L’édifice n°7

Nove mesto : de la maison municipale a la place venceslas

L’édifice n°7

Continuez à descendre la rue sur une dizaine de mètres puis passez de l’autre côté de la rue. Marquez un arrêt devant le N°7 où se trouve un immeuble Art nouveau.

Il s’agit d’un édifice construit en 1905 comme l’indique la date inscrite en chiffres d’or sur le tympan de la façade. Il est divisé en deux parties distinctes. La première correspond aux deux premiers niveaux, c’est la partie commerciale.
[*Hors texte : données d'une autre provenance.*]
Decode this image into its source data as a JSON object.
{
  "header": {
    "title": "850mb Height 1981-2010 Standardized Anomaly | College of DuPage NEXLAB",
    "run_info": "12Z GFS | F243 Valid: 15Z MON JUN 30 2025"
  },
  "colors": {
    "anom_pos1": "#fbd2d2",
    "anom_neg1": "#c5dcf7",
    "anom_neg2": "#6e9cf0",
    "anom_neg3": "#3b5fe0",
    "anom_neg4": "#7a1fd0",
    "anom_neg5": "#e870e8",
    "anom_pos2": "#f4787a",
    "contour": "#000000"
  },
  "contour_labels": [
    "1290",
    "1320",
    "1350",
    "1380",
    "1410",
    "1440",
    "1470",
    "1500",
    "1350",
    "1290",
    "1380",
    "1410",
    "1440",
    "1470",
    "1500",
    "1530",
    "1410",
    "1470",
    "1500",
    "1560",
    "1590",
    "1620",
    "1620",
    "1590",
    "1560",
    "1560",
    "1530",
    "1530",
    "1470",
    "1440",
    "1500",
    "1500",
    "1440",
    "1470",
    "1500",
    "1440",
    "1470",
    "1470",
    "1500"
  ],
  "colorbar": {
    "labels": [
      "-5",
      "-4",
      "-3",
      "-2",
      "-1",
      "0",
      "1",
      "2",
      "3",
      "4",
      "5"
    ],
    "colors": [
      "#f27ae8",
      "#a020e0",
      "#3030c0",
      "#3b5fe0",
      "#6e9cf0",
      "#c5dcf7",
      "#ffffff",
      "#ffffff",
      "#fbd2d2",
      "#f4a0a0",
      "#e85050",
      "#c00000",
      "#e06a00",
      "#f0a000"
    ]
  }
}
La seconde partie commence juste au-dessus, elle est réservée aux appartements ou à des bureaux. Accordons-lui quelques instants et retrouvons ses caractéristiques arts nouveaux. Regardez bien cette seconde partie, laquelle correspond finalement à l’essentiel de la façade de l’immeuble. On le voit : elle est très simple dans son plan : ce sont trois étages couronnés par un auvent au-dessus duquel se déploie une large galerie, elle-même couronnée par un tympan semi-circulaire. On est loin de la maison Municipale. Mais ce qui est recherché ici, c’est moins l’éloquence et le décoratif que l’épure et le rationalisme. En cela, cette façade se rattache totalement à l’esprit de l’art nouveau autrichien, à la Sécession viennoise plus exactement, défendue par Otto Wagner et d’Alfred Loos. Selon ce dernier, dans une architecture, tout élément doit être justifié du point de vue architectonique, sinon qu’il disparaisse ! Alors certes, ici, on n’en est pas là, et la façade qui est devant vous n’a pas du tout renoncé à l’ornement. Il suffit de regarder la galerie et le tympan final.
Et même, la répartition des masses nous semble aussi être décorative. Regardez par exemple la force qui émane de cette façade à partir de la simple opposition entre la platitude du mur et le bow-window central qui semble comme surgir de l’intérieur de ce même mur. Si on prend la définition de Loos, et bien cette bow window est plutôt décorative qu’absolument nécessaire pour le soutien architectural. Donc, elle n’est pas très art nouveau. Et l’ornement ne voile rien des lignes pures tendance art nouveau, mais il est bien là, sous la forme de ferronneries pour les balcons, de dorures et de stucs sur la façade. Tiens : les stucs justement ! regardez-les, ils encadrent par exemple les fenêtres du deuxième étage de la façade. Ils représentent des formes imprécises, à première vue végétales, qui se contorsionnent en donnant l’impression d’être gonflées par le vent. Au passage, notons que ces décorations végétales sont fréquentes dans l’art nouveau Bruxellois (pensons à Horta en particulier). Etrange tout de même.
On dit donc qu’il y a, dans ce bâtiment, une ligne art nouveau sécession viennoise, un zeste d’influence bruxelloise, des décorations et ornements tirés d’on ne sait où, mais –ma foi- harmonieux à regarder. Mais regardons mieux ce décor végétal. On se rend alors compte qu’on y voit plus simplement des paons disposés deux à deux à chaque angle des fenêtres ! Un beau « désordre organisé » qui n’est pas sans rappeler le goût pour l’illusion du style baroque. Et la, c’est typique de Prague qui ne se conforme jamais à 10% à un style précis, ou alors qui se conforme à 100% à un style pragois.